En novembre 2020, le ciel tom­bait sur la tête de Caroline Darian et sa mère. Elles étaient infor­mées par la police que le père de Caroline et mari de sa mère était soup­çon­né d’avoir réduit cette der­nière à dix ans d’esclavage sexuel au moyen de la sou­mis­sion chi­mique. Il dro­guait la mère de Caroline qu’il offrait endor­mie à d’autres hommes durant des soi­rées de viols col­lec­tifs. Le pro­cès de son père et de ces hommes aura lieu en 2024. 

Victime col­la­té­rale de cette sor­dide affaire, Caroline Darian a pris la plume pour cou­cher sur papier l’immense souf­france subie par sa mère et elle depuis les révé­la­tions, mais aus­si pour aler­ter sur un phé­no­mène mécon­nu et sous-​évalué : celui de la sou­mis­sion chi­mique.
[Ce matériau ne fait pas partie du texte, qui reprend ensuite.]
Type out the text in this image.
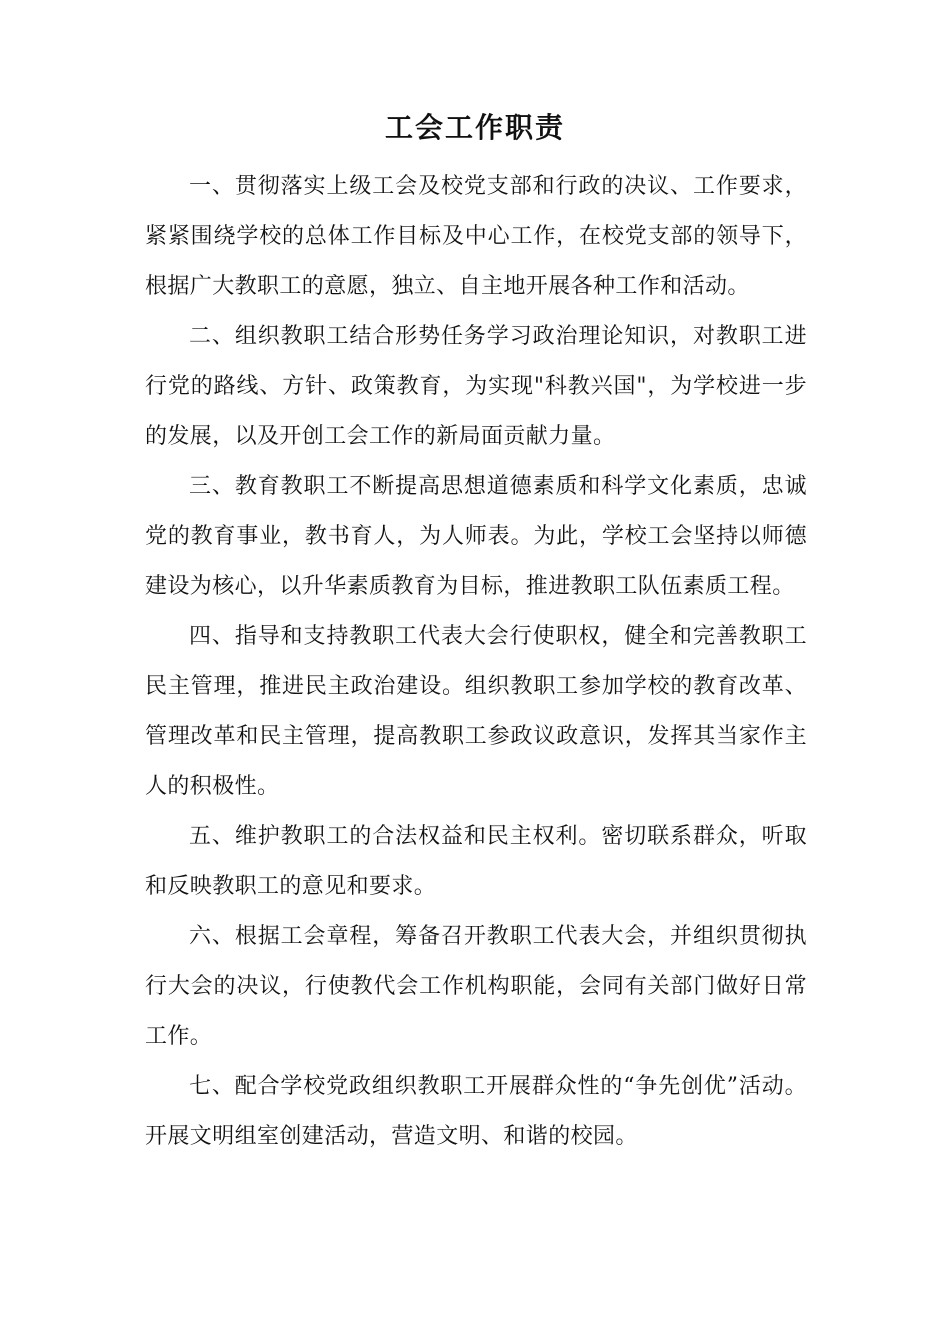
工会工作职责

一、贯彻落实上级工会及校党支部和行政的决议、工作要求，紧紧围绕学校的总体工作目标及中心工作，在校党支部的领导下，根据广大教职工的意愿，独立、自主地开展各种工作和活动。

二、组织教职工结合形势任务学习政治理论知识，对教职工进行党的路线、方针、政策教育，为实现"科教兴国"，为学校进一步的发展，以及开创工会工作的新局面贡献力量。

三、教育教职工不断提高思想道德素质和科学文化素质，忠诚党的教育事业，教书育人，为人师表。为此，学校工会坚持以师德建设为核心，以升华素质教育为目标，推进教职工队伍素质工程。

四、指导和支持教职工代表大会行使职权，健全和完善教职工民主管理，推进民主政治建设。组织教职工参加学校的教育改革、管理改革和民主管理，提高教职工参政议政意识，发挥其当家作主人的积极性。

五、维护教职工的合法权益和民主权利。密切联系群众，听取和反映教职工的意见和要求。

六、根据工会章程，筹备召开教职工代表大会，并组织贯彻执行大会的决议，行使教代会工作机构职能，会同有关部门做好日常工作。

七、配合学校党政组织教职工开展群众性的“争先创优”活动。开展文明组室创建活动，营造文明、和谐的校园。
En mai der­nier, elle a lan­cé, appuyée par des per­son­na­li­tés (Keren Ann, Daphné Bürki, Roxana Maracineanu, Axelle Laffont…), la cam­pagne #MendorsPas afin de pour­suivre cette sen­si­bi­li­sa­tion et en atten­dant que les pou­voirs publics s’emparent du sujet. Entretien avec une battante.

Causette : En quoi consiste la cam­pagne #MendorsPas ?
Caroline Darian :
Nous lan­çons ce jour un mou­ve­ment de pré­ven­tion et de sen­si­bi­li­sa­tion qui consiste à aler­ter sur le phé­no­mène de sou­mis­sion chi­mique. Cela se fait à l’appui d’un site d’information et de res­sources, mendorspas.org et d’une cam­pagne sur les réseaux sociaux, avec le hash­tag #MendorsPas, por­té par des per­son­na­li­tés.
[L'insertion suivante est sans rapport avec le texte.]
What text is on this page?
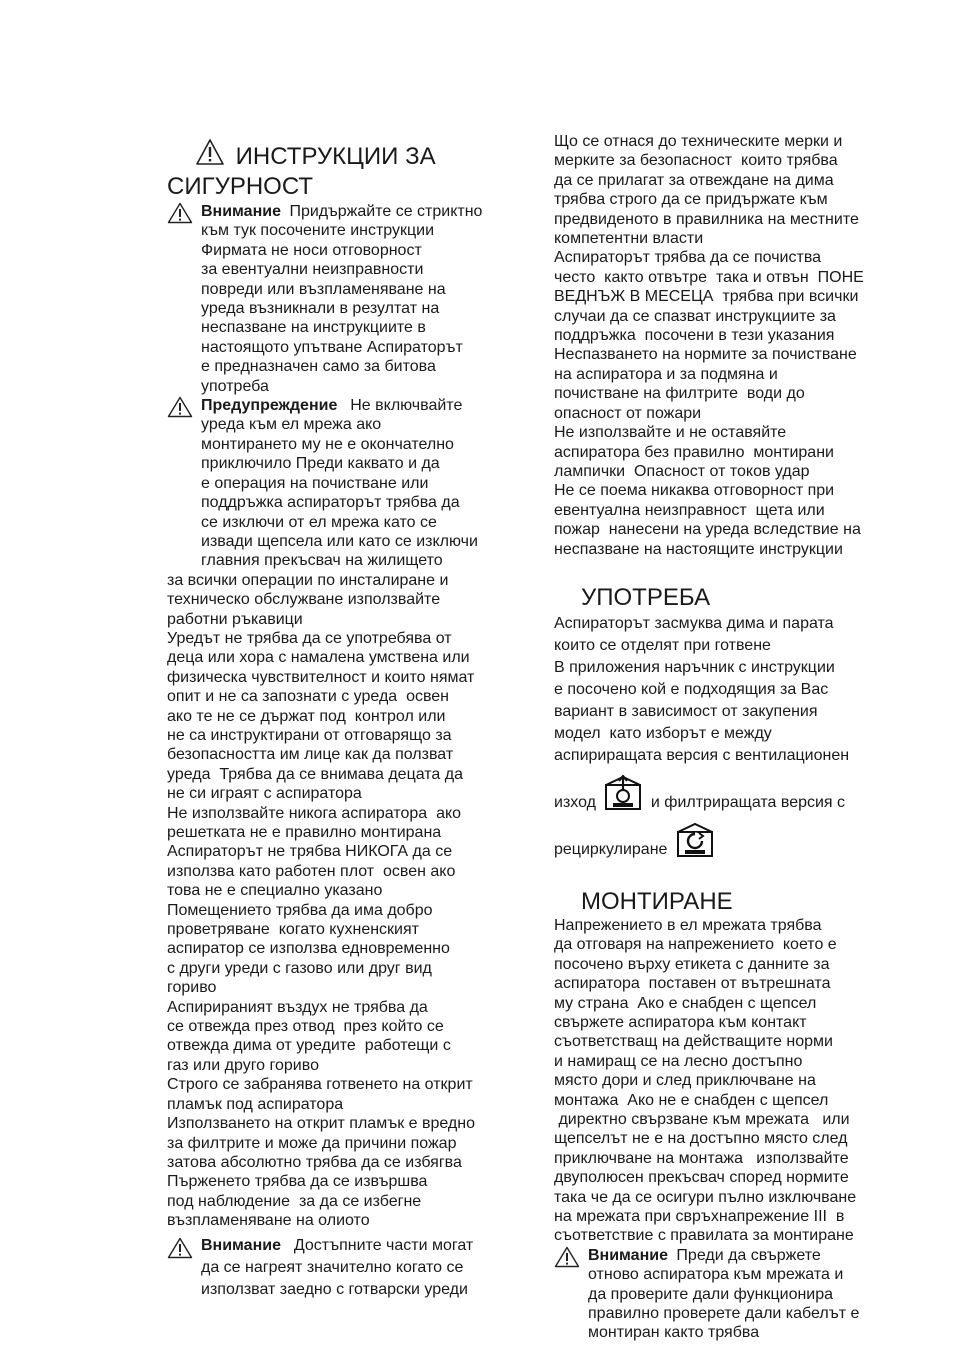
ИНСТРУКЦИИ ЗА
СИГУРНОСТ
Внимание Придържайте се стриктно
към тук посочените инструкции
Фирмата не носи отговорност
за евентуални неизправности
повреди или възпламеняване на
уреда възникнали в резултат на
неспазване на инструкциите в
настоящото упътване Аспираторът
е предназначен само за битова
употреба
Предупреждение  Не включвайте
уреда към ел мрежа ако
монтирането му не е окончателно
приключило Преди каквато и да
е операция на почистване или
поддръжка аспираторът трябва да
се изключи от ел мрежа като се
извади щепсела или като се изключи
главния прекъсвач на жилището
за всички операции по инсталиране и
техническо обслужване използвайте
работни ръкавици
Уредът не трябва да се употребява от
деца или хора с намалена умствена или
физическа чувствителност и които нямат
опит и не са запознати с уреда  освен
ако те не се държат под  контрол или
не са инструктирани от отговарящо за
безопасността им лице как да ползват
уреда  Трябва да се внимава децата да
не си играят с аспиратора
Не използвайте никога аспиратора  ако
решетката не е правилно монтирана
Аспираторът не трябва НИКОГА да се
използва като работен плот  освен ако
това не е специално указано
Помещението трябва да има добро
проветряване  когато кухненският
аспиратор се използва едновременно
с други уреди с газово или друг вид
гориво
Аспирираният въздух не трябва да
се отвежда през отвод  през който се
отвежда дима от уредите  работещи с
газ или друго гориво
Строго се забранява готвенето на открит
пламък под аспиратора
Използването на открит пламък е вредно
за филтрите и може да причини пожар
затова абсолютно трябва да се избягва
Пърженето трябва да се извършва
под наблюдение  за да се избегне
възпламеняване на олиото
Внимание  Достъпните части могат
да се нагреят значително когато се
използват заедно с готварски уреди
Що се отнася до техническите мерки и
мерките за безопасност  които трябва
да се прилагат за отвеждане на дима
трябва строго да се придържате към
предвиденото в правилника на местните
компетентни власти
Аспираторът трябва да се почиства
често  както отвътре  така и отвън  ПОНЕ
ВЕДНЪЖ В МЕСЕЦА  трябва при всички
случаи да се спазват инструкциите за
поддръжка  посочени в тези указания
Неспазването на нормите за почистване
на аспиратора и за подмяна и
почистване на филтрите  води до
опасност от пожари
Не използвайте и не оставяйте
аспиратора без правилно  монтирани
лампички  Опасност от токов удар
Не се поема никаква отговорност при
евентуална неизправност  щета или
пожар  нанесени на уреда вследствие на
неспазване на настоящите инструкции
УПОТРЕБА
Аспираторът засмуква дима и парата
които се отделят при готвене
В приложения наръчник с инструкции
е посочено кой е подходящия за Вас
вариант в зависимост от закупения
модел  като изборът е между
аспириращата версия с вентилационен
изход	и филтриращата версия с
рециркулиране
МОНТИРАНЕ
Напрежението в ел мрежата трябва
да отговаря на напрежението  което е
посочено върху етикета с данните за
аспиратора  поставен от вътрешната
му страна  Ако е снабден с щепсел
свържете аспиратора към контакт
съответстващ на действащите норми
и намиращ се на лесно достъпно
място дори и след приключване на
монтажа  Ако не е снабден с щепсел
директно свързване към мрежата   или
щепселът не е на достъпно място след
приключване на монтажа   използвайте
двуполюсен прекъсвач според нормите
така че да се осигури пълно изключване
на мрежата при свръхнапрежение III  в
съответствие с правилата за монтиране
Внимание Преди да свържете
отново аспиратора към мрежата и
да проверите дали функционира
правилно проверете дали кабелът е
монтиран както трябва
Cette mobi­li­sa­tion part de mon his­toire, avec l’envie de mettre autour de la table plu­sieurs par­ties pre­nantes qui sont convain­cues comme moi que c'est un véri­table enjeu de san­té publique aujourd'hui en France, auquel on ne sen­si­bi­lise pas suf­fi­sam­ment le public et encore moins auprès des pro­fes­sion­nels de santé.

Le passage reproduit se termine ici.